The Impact of Trauma, Depression and Substance Use on Black Sexual Minority Men and Transgender Women’s Health in the US

The Impact of Trauma, Depression and Substance Use on Black Sexual Minority Men and Transgender Women’s Health in the US

Associate Professor Typhanye Dyer and Assistant Research Professor Rodman Turpin conducted two studies on the role of syndemics—combinations of adverse social, structural and individual factors—on health outcomes among Black sexual minority men and transgender women in the US. 

Dr. Dyer and Dr. Turpin are both a part of the Department of Epidemiology and Biostatistics and serve as investigators with the University of Maryland Prevention Research Center (UMD-PRC).

Both studies use data from the HIV Prevention Trials Network Study (HPTN) 061: The Brothers Study, a large prospective cohort of Black sexual minority men and transgender women in the US focused on developing interventions to prevent the transmission of HIV. 

The study, Syndemic Latent Transition Analysis in the HPTN 061 Cohort: Prospective Interactions Between Trauma, Mental Health, Social Support, and Substance Use, demonstrates the importance of social support in the mental and behavioral health of the population. Syndemics characterized by depression and trauma were associated with greater polysubstance use, but social support protected against this relationship. 

The study, Latent Profile Analysis of a Syndemic of Vulnerability Factors on Incident STI in a Cohort of Black Men Who Have Sex With Men Only (BMSMO) and Black Men Who Have Sex with Men and Women (BMSMW) in the HPTN061 Study, found that syndemics characterized by incarceration, depression, binge drinking and partner violence were associated with higher sexual risk.

"Both studies highlight how depression and related factors (e.g., trauma, binge drinking) are associated with adverse health outcomes among Black sexual minorities," the researchers said. 

The studies' findings illustrate the value of mental and behavioral health to sexual minority populations, underscoring the importance of access to competent mental healthcare for sexual minorities. 

This connection to mental health and health care reflects the UMD-PRC's commitment to research, service and training around issues of mental health among LGBTQ+ communities. 

Dyer and Turpin are interested in how to best serve Black sexual minority men's health needs through understanding syndemics.

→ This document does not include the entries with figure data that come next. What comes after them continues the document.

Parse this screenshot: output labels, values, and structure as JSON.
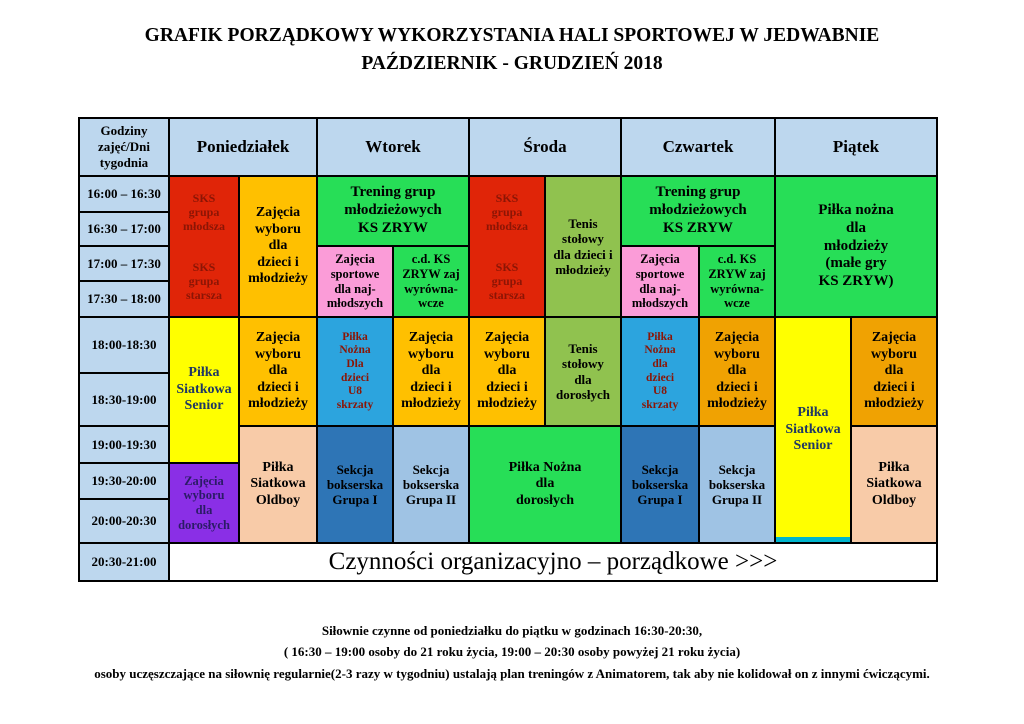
{
  "title": {
    "line1": "GRAFIK PORZĄDKOWY WYKORZYSTANIA  HALI SPORTOWEJ W JEDWABNIE",
    "line2": "PAŹDZIERNIK - GRUDZIEŃ  2018"
  },
  "table": {
    "corner": "Godziny\nzajęć/Dni\ntygodnia",
    "days": [
      "Poniedziałek",
      "Wtorek",
      "Środa",
      "Czwartek",
      "Piątek"
    ],
    "times": [
      "16:00 – 16:30",
      "16:30 – 17:00",
      "17:00 – 17:30",
      "17:30 – 18:00",
      "18:00-18:30",
      "18:30-19:00",
      "19:00-19:30",
      "19:30-20:00",
      "20:00-20:30",
      "20:30-21:00"
    ],
    "labels": {
      "sks_mlodsza": "SKS\ngrupa\nmłodsza",
      "sks_starsza": "SKS\ngrupa\nstarsza",
      "zajecia_wyboru_dzieci": "Zajęcia\nwyboru\ndla\ndzieci i\nmłodzieży",
      "zajecia_wyboru_dorosli": "Zajęcia\nwyboru\ndla\ndorosłych",
      "trening_grup": "Trening grup\nmłodzieżowych\nKS ZRYW",
      "zajecia_sportowe": "Zajęcia\nsportowe\ndla naj-\nmłodszych",
      "cd_ks_zryw": "c.d. KS\nZRYW zaj\nwyrówna-\nwcze",
      "pilka_u8_wtorek": "Piłka\nNożna\nDla\ndzieci\nU8\nskrzaty",
      "pilka_u8_czwartek": "Piłka\nNożna\ndla\ndzieci\nU8\nskrzaty",
      "sekcja_grupa1": "Sekcja\nbokserska\nGrupa I",
      "sekcja_grupa2": "Sekcja\nbokserska\nGrupa II",
      "tenis_dzieci": "Tenis\nstołowy\ndla dzieci i\nmłodzieży",
      "tenis_dorosli": "Tenis\nstołowy\ndla\ndorosłych",
      "pilka_nozna_dorosli": "Piłka Nożna\ndla\ndorosłych",
      "pilka_nozna_mlodziez": "Piłka nożna\ndla\nmłodzieży\n(małe gry\nKS ZRYW)",
      "siatkowa_senior": "Piłka\nSiatkowa\nSenior",
      "siatkowa_oldboy": "Piłka\nSiatkowa\nOldboy",
      "czynnosci": "Czynności organizacyjno – porządkowe >>>"
    }
  },
  "colors": {
    "header_blue": "#BDD7EE",
    "red": "#E02508",
    "dark_red_text": "#8B1505",
    "amber": "#FFC000",
    "dark_amber": "#F0A202",
    "green": "#27DE57",
    "olive_green": "#90C24F",
    "pink": "#FB9CD8",
    "sky_blue": "#2CA4DE",
    "dark_blue": "#2E75B6",
    "light_blue": "#9FC3E4",
    "yellow": "#FFFF00",
    "cyan_strip": "#00B6CE",
    "purple": "#8A2FE6",
    "navy_text": "#1F3864",
    "indigo_text": "#2B1B66",
    "peach": "#F8CBA8",
    "white": "#FFFFFF"
  },
  "footer": {
    "line1": "Siłownie czynne od poniedziałku do piątku w godzinach 16:30-20:30,",
    "line2": "( 16:30 – 19:00 osoby do 21 roku życia, 19:00 – 20:30 osoby powyżej 21 roku życia)",
    "line3": "osoby uczęszczające na siłownię regularnie(2-3 razy w tygodniu) ustalają plan treningów z Animatorem, tak aby nie kolidował on z innymi ćwiczącymi."
  }
}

Turpin, who also serves as an HPTN early-career investigator fellow along with co-author Dr. Derek Dangerfield II, credits his ongoing collaborations with his mentors in the Department of Epidemiology and Biostatistics, including Dr. Dyer and Dr. Hongjie Liu, with the development and support of much of his research on sexual minorities. 

"We have also collaborated on additional HPTN papers related to similar aims, including a recent study focused on incarceration and substance use escalation led by Jonathan Feelemyer, also a member of Maria Khan's HPTN research team. We are looking forward to continuing this work with HPTN data," said Dr. Turpin.

The studies were collaborations between the University of Maryland Department of Epidemiology and Biostatistics, the UMD-PRC, New York University School of Medicine, Johns Hopkins University School of Nursing and the HPTN.